• The stock market’s plunge over the past month has been spectacular.
  • But, as Alexander Green explains, if you keep your head, there is a bright side for building wealth.

The stock market’s plunge over the past month has been pretty spectacular.

Bear markets generally take months to unfold. But what started as “The Coronavirus Correction” quickly turned into a market rout.

How much of this is due to hysteria rather than fundamentals?

Quite a bit, actually.

Don’t get me wrong. COVID-19 is a real threat. I have parents who are 89 and 90, so you can believe I’m monitoring this thing closely.

But notice that shares of food companies, drugmakers, utilities, defense contractors and firms that will benefit from people staying home – like Amazon (Nasdaq: AMZN) and Netflix (Nasdaq: NFLX) – have fallen along with the broad market.

Moreover, a survey this month found that 38% of American beer drinkers said they would not buy Corona beer now “under any circumstances.”

A friend told me he hears that and despairs about our public education system and the critical thinking skills of his fellow citizens.

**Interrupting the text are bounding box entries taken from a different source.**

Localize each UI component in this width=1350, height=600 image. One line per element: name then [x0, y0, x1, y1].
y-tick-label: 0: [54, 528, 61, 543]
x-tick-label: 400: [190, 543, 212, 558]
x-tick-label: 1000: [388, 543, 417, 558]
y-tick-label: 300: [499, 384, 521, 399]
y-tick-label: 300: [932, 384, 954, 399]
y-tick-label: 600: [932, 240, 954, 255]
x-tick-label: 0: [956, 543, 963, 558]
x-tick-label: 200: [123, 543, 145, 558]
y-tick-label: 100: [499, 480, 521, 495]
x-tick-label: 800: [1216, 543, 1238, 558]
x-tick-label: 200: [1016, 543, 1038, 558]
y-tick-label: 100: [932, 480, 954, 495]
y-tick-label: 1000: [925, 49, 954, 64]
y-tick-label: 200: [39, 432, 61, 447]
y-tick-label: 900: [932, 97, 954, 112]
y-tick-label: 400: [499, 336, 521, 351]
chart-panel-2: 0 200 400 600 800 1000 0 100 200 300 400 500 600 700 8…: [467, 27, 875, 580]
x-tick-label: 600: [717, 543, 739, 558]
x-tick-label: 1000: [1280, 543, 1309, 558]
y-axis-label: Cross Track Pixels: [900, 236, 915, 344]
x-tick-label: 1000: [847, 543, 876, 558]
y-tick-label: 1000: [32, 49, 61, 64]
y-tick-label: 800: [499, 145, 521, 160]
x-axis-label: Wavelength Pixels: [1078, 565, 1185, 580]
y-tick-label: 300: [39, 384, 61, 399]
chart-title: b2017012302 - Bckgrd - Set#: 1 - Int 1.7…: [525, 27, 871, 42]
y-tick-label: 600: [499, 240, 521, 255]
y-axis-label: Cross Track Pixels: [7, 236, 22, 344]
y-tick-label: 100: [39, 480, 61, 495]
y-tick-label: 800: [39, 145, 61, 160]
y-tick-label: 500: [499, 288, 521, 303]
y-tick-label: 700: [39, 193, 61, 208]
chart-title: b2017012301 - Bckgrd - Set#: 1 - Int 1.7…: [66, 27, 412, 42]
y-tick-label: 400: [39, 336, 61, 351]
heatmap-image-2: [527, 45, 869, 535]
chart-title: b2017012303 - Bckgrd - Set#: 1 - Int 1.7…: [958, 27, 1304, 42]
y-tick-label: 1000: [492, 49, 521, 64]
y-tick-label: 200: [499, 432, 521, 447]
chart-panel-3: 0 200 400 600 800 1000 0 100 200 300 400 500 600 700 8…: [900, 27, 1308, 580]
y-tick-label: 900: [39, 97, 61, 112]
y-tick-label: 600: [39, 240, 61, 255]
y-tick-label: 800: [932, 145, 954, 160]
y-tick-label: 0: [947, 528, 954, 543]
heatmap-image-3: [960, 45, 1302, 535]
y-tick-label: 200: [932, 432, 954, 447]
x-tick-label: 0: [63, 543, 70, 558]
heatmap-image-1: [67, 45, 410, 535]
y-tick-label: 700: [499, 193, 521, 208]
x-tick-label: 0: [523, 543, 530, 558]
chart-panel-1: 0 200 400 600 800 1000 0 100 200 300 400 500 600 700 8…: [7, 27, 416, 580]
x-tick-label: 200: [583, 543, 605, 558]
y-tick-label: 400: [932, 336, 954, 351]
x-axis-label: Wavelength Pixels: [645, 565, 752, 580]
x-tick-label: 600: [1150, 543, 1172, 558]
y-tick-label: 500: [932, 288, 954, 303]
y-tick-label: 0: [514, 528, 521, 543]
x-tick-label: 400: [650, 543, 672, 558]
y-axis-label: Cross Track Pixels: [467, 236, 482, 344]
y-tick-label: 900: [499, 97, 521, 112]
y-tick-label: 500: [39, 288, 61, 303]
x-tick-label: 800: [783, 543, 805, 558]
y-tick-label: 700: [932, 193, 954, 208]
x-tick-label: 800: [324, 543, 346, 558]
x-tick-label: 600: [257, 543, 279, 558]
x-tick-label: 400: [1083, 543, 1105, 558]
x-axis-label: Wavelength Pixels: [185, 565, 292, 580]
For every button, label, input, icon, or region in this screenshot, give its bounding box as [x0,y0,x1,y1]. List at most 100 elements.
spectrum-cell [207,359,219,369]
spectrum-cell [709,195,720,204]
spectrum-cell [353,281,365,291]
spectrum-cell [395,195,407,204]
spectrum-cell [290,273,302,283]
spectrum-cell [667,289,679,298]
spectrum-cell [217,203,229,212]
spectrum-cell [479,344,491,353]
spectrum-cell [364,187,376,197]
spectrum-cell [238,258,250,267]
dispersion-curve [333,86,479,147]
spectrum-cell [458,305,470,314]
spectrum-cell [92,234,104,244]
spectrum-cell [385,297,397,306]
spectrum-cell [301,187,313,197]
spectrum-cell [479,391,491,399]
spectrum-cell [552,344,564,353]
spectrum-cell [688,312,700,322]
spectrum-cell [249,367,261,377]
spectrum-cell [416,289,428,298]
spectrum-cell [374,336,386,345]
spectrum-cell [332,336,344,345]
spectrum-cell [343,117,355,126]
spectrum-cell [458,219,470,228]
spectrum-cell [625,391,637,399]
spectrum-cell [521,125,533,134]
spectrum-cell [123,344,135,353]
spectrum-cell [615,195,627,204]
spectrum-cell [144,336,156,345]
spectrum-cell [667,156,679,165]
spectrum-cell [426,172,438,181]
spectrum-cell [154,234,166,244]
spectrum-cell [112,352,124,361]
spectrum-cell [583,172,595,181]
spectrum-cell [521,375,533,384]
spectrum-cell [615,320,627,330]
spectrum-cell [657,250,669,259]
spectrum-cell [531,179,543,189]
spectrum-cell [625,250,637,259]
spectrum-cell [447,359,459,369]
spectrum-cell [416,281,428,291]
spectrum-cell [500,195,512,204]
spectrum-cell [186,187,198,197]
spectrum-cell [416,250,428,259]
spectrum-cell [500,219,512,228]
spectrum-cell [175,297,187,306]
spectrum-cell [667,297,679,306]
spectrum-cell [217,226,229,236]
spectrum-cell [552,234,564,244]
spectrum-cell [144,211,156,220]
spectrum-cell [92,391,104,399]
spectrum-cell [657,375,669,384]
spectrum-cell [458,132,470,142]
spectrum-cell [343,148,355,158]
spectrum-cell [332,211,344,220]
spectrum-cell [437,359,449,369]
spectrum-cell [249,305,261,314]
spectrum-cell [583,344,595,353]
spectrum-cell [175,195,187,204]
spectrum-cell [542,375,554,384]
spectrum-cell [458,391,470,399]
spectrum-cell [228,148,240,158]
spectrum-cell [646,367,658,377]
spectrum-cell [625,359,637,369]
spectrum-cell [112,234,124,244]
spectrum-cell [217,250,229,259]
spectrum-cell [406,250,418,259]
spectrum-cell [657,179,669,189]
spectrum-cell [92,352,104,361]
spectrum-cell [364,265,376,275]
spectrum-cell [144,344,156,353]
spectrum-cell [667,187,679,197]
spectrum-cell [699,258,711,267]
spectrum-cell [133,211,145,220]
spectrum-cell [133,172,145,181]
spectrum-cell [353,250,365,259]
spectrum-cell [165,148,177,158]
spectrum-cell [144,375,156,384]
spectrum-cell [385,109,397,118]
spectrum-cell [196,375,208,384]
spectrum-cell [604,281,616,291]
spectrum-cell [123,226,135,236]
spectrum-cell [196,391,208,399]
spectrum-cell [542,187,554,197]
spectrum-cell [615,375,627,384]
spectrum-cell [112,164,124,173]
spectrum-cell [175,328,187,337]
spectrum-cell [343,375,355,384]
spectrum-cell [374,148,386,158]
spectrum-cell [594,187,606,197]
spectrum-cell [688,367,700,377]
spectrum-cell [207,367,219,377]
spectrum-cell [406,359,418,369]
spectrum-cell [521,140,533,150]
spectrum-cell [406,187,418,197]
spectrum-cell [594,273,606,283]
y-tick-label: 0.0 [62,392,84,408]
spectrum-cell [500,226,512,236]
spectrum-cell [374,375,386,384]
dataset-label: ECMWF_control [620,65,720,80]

But there is also a bright side.

We live in a competitive society. The people around you are competing for jobs, promotions, mates and scarce resources.

We also compete for higher returns in the financial markets. And, personally, I like my chances against the “No-Coronas.”

No-Coronas do not tend to be savvy investors.

They lost their shirts on technology stocks during the internet bubble. They took a beating on land and housing during the real estate bubble. Over the last few years, they loaded up on pot stocks and cybercurrencies.

When they do invest in high-quality companies, they hold them for just days (or hours).

They don’t use a buy discipline and they don’t stick to a sell discipline.

They panic and run to cash in a market downturn – and not in the early stages.

They wait until the market grinds down to the point of maximum pessimism and then they sell, telling everyone that a) they can’t take the pain anymore and b) they will get back in later, when things look better.

You know, like they always do at the bottom.

I wish the No-Coronas a lot of luck. They’re going to need it.

For those who wouldn’t be afraid to order a Corona today – even if they generally prefer a more flavorful beverage – I have a different perspective to offer.

The coronavirus is bad. Its economic effects will be negative. But its time on this earth will be limited.

The world’s scientific community is hard at work on a successful treatment and vaccine.

And we will have them eventually, even though mathematical modeling shows that the virus is likely to peak even before they become available.

People will go out again. They will travel, they will shop, and they will spend.

We’ve entered a dark tunnel. No one knows how widely the pandemic will spread, when it will peak, or how many will get sick and die.

But it will end. Business will get back to normal. Life will get back to normal.

And the markets will turn up again long before they do.

So rather than listening to the No-Coronas in your neighborhood or on social media, lend an ear instead to the greatest investor of our era, Warren Buffett.

I’ll leave you with a few excerpts from a New York Times op-ed piece he wrote in October 2008, as the financial crisis was gathering speed:

The financial world is a mess, both in the United States and abroad… In the near term, unemployment will rise, business activity will falter and headlines will continue to be scary.

So… I’ve been buying American stocks… Why?

A simple rule dictates my buying: Be fearful when others are greedy, and be greedy when others are fearful. And most certainly, fear is now widespread, gripping even seasoned investors.

To be sure, investors are right to be wary of highly leveraged entities or businesses in weak competitive positions. But fears regarding the long-term prosperity of the nation’s many sound companies make no sense.

These businesses will indeed suffer earnings hiccups, as they always have. But most major companies will be setting new profit records 5, 10 and 20 years from now.

Let me be clear on one point: I can’t predict the short-term movements of the stock market. I haven’t the faintest idea as to whether stocks will be higher or lower a month – or a year – from now.

What is likely, however, is that the market will move higher, perhaps substantially so, well before either sentiment or the economy turns up. So if you wait for the robins, spring will be over…

Over the long term, the stock market news will be good.

In the 20th century, the United States endured two world wars and other traumatic and expensive military conflicts; the Depression; a dozen or so recessions and financial panics; oil shocks; a flu epidemic; and the resignation of a disgraced president. Yet the Dow rose from 66 to 11,497.

You might think it would have been impossible for an investor to lose money during a century marked by such an extraordinary gain.

But some investors did. The hapless ones bought stocks only when they felt comfort in doing so and then proceeded to sell when the headlines made them queasy…

Equities will almost certainly outperform cash over the next decade, probably by a substantial degree. Those investors who cling now to cash are betting they can efficiently time their move away from it later.

In waiting for the comfort of good news, they are ignoring Wayne Gretzky’s advice: “I skate to where the puck is going to be, not to where it has been.”